Bu maç için saç baş yolmak, kafayı duvarlara vurmak gerek. Başka türlü asla rahatlayamayacağız. Basketbolda olimpiyatlara ilk kez katılıp onurlu bir mücadeleyle çeyrek finale gelen kızlarımız, Rusya karşısında gerçekten saygı duyulacak bir mücadele örneği sergilediler.
Avrupa Şampiyonası’nda 21 sayı fark yedikleri rakibe karşı sert savunmayla çeyrek finalin hakkını verdiler. Ne varki milli takım rakibin Natalia, Osipova, Petrakova gibi üç uzunla oynamasına karşılık iki uzunuyla bir türlü etkili olamadı. Nevriye özellikle ilk periyotta pota altında çok fazla top kaybettiler. Bir ara farka gideceğini düşündüğümüz mücadeleyi çevirerek heyecan fırtınasına dönüştüren kızımız Işıl Alben oldu.

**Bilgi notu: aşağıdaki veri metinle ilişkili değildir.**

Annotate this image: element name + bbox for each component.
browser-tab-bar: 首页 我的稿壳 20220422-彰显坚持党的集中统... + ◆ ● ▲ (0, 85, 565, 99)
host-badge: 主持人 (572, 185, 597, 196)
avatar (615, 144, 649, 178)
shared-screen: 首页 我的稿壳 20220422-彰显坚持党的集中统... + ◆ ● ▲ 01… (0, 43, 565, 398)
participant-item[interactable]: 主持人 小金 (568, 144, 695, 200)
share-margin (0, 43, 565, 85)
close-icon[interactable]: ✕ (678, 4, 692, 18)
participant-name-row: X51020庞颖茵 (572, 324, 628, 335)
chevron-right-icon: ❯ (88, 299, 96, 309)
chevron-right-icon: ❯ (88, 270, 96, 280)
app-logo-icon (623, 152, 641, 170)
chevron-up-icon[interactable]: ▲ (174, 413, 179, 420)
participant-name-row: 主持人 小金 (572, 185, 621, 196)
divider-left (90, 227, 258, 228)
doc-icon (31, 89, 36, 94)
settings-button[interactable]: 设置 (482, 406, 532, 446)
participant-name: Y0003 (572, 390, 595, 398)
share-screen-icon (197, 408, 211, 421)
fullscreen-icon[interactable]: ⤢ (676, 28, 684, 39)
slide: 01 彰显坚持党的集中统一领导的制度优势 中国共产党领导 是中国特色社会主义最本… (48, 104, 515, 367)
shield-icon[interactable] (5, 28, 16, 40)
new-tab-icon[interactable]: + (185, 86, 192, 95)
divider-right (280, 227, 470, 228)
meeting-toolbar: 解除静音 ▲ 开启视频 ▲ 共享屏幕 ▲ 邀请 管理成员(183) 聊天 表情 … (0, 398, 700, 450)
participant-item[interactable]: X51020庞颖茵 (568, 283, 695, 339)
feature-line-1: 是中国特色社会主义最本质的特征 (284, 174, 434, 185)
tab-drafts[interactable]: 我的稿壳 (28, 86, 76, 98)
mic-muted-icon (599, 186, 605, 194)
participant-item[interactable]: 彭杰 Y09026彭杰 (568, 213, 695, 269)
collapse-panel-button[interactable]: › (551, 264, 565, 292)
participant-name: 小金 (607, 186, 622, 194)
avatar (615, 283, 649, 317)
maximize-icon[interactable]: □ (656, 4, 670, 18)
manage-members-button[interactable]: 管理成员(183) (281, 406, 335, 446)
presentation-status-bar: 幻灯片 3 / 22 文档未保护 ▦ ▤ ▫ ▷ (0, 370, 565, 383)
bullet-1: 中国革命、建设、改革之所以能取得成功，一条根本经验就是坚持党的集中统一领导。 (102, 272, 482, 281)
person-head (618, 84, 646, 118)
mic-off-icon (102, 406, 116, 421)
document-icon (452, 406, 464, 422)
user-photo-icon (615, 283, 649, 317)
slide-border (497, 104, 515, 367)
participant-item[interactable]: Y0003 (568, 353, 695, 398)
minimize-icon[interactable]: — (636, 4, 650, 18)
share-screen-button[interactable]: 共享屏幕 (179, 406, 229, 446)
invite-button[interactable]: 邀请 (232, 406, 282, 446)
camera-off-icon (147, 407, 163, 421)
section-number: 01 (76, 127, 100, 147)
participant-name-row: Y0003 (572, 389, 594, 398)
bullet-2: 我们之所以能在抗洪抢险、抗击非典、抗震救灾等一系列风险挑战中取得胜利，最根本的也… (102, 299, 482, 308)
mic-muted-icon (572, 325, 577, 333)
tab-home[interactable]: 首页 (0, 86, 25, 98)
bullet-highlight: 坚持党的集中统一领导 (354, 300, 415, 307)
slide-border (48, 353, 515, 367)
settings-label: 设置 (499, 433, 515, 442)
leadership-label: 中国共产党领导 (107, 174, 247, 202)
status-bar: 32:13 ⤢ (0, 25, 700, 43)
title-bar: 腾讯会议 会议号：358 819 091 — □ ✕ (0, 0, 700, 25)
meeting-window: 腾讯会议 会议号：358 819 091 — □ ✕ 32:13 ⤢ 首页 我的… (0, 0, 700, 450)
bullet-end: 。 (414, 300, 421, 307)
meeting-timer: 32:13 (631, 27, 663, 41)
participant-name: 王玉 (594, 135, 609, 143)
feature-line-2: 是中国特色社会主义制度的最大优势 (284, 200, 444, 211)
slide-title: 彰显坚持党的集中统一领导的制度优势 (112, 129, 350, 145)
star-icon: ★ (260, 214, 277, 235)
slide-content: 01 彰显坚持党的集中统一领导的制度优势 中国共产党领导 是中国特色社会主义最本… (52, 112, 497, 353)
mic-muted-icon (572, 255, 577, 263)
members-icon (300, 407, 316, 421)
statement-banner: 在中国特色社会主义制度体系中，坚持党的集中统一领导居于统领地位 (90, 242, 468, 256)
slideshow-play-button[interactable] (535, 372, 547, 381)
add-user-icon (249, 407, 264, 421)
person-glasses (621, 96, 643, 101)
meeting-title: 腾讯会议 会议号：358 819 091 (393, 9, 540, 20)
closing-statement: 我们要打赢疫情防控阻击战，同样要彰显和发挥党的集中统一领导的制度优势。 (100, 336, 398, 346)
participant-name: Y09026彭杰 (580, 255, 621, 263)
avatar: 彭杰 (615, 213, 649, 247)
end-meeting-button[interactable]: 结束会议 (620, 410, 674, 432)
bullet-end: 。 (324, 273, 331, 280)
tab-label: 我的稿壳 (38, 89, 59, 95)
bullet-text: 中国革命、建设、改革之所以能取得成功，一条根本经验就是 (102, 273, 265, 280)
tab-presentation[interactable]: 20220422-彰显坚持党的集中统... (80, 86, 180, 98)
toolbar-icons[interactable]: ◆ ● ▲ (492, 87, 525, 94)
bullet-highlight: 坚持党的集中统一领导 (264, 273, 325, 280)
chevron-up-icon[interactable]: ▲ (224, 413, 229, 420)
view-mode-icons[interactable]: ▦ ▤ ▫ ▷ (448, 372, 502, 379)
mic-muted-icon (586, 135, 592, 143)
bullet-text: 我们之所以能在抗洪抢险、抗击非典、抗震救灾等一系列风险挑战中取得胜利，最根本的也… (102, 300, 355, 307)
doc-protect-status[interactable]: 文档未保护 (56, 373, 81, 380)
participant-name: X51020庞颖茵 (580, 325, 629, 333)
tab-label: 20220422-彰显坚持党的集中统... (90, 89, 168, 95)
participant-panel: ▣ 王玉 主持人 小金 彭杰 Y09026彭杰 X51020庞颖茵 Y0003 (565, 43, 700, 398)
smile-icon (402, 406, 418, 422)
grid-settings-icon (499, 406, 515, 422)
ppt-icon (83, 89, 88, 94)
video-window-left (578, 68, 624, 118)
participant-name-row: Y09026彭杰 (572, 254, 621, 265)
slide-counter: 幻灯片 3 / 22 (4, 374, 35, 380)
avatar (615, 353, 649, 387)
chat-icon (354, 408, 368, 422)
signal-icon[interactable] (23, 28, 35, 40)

Olağanüstü liderliğiyle, top çalmalarıyla, hücumda fazladan 24 saniyelere dönüşen cinlikleri ile skoru dengeye taşıdı. Sonra Nevriye de ısınıp kendisinden beklenen sayıları üretmeye başladı. Üçüncü periyodu 51-51 bitirmek alkışlanacak bir başarıydı. Ama basketbol 4. periyodun son 30 saniyesinde değiştiği bir oyun. Buna yürek dayanmıyor. Son 10 saniyeye 66-63 geride girdik. Top bizdeydi. Rakibin faul yapmasına izin vermeden üçlük denedik, ama olmadı!
Bu kızlara olimpiyat elemeleri ve Londra sürecinde sergiledikleri coşkulu oyun için teşekkür edip, saygı duymalıyız. Pota altında etkili olabilseydik Londra’da madalya kazanabilirdik. Ama şimdi teşekkür ve sevgi çiçekleriyle yetinmek zorundalar.